John and Mike each own 50% of a business. They sign a buy-sell agreement providing that if one of them dies, the other one will buy out the deceased owner’s share at a specified price and on specified terms. The drafting attorney or attorneys suggest that the business be valued by a qualified appraiser, but John and Mike do not want to pay for an appraisal so they set an arbitrary figure as the value. They tell the attorney(s) that they will update the figure from time to time to reflect changes in the business’s value. As years go by, John and Mike continue to ignore the issue, in part because they still do not want to pay for appraisals of the business, so the initial arbitrary figure for the business’s valuation stands.
Ten years later, John dies. Mike will either be paying too much or too little to buy John’s share. Mike will be angry if he has to pay more than John’s share is worth. John’s beneficiaries will be angry if Mike pays them less than what John’s share is worth.

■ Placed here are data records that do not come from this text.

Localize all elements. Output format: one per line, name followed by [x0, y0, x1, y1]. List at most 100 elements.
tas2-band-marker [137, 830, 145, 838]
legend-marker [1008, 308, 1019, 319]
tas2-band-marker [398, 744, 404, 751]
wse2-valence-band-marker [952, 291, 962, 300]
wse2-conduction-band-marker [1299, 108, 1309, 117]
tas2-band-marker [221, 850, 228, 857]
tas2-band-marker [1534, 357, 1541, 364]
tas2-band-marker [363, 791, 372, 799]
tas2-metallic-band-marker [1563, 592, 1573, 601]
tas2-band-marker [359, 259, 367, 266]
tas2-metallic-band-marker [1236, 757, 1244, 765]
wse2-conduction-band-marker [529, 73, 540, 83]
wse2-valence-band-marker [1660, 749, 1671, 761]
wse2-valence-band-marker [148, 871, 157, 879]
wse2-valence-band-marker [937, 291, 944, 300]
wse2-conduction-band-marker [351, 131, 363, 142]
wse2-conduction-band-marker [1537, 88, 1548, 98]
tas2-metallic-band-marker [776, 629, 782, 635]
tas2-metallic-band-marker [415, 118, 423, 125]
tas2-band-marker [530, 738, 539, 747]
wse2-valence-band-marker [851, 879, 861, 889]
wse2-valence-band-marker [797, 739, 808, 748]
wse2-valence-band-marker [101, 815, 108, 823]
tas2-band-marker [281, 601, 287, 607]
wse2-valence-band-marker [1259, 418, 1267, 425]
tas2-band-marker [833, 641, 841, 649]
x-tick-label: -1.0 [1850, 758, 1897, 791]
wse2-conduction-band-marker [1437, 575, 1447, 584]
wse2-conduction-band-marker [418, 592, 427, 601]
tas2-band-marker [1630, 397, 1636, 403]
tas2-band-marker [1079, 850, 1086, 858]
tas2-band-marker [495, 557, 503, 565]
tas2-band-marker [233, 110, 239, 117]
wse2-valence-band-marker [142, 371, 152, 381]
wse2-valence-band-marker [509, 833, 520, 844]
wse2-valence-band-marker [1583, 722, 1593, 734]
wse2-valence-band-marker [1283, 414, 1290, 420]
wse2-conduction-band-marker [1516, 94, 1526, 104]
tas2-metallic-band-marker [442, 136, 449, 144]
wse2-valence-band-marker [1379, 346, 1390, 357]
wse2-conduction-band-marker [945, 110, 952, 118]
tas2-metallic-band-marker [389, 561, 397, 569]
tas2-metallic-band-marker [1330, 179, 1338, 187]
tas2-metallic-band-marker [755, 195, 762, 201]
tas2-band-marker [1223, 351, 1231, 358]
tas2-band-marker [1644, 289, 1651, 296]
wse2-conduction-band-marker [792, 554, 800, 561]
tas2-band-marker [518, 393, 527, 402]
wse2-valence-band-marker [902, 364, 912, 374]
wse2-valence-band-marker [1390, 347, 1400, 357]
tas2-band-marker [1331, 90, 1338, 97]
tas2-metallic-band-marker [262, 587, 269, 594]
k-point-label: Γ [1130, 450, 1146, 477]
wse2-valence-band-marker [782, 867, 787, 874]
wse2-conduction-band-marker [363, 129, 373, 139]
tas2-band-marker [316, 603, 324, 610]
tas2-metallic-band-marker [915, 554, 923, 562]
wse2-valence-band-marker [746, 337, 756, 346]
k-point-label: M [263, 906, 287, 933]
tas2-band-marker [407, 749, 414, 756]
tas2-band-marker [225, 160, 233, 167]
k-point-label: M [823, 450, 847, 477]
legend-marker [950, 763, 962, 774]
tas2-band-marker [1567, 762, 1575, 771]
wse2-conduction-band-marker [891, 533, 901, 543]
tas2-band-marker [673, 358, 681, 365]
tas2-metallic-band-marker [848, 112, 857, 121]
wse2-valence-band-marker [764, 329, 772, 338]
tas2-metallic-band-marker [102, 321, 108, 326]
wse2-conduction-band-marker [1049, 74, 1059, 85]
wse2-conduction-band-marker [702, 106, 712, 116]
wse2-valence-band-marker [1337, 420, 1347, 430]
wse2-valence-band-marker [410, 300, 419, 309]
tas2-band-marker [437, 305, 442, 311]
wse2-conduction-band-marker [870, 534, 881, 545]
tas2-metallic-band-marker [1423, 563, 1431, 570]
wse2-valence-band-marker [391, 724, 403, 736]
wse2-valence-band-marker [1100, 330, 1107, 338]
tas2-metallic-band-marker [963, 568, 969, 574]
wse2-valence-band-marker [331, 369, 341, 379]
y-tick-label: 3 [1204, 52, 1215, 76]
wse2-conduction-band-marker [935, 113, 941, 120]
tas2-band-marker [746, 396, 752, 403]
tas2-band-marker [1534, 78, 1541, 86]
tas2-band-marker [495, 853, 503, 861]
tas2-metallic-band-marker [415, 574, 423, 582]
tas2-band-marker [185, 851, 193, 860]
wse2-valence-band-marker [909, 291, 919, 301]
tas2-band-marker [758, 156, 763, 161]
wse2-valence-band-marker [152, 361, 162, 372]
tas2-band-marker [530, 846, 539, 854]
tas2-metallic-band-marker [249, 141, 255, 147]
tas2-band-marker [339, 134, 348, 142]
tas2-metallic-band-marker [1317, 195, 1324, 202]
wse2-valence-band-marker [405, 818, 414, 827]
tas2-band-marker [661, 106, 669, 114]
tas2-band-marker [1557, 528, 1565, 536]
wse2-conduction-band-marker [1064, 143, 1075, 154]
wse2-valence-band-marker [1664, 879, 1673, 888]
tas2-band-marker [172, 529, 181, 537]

The two sides will be likely to go to separate attorneys, and one side may try to attack or set aside the valuation in the buy-sell agreement. The two attorneys representing the two sides will be the big winners.
What if the buy-sell agreement did not set a price? What if the buy-sell agreement provided that when one owner dies, each side will pick an appraiser, and that the two appraisers will agree on a third appraiser, and that the valuation done at that point by the third appraiser will set the buy-out price of the deceased owner’s interest?
Using this method, John and Mike still don’t have to pay for an appraisal when the agreement is drafted. Using this method, John and Mike don’t have to pay for future appraisals to periodically update the buy-out price. Using this method, when one owner dies, a fair price will be arrived at, which will lessen the possibility that the two sides will hire lawyers to fight eachother.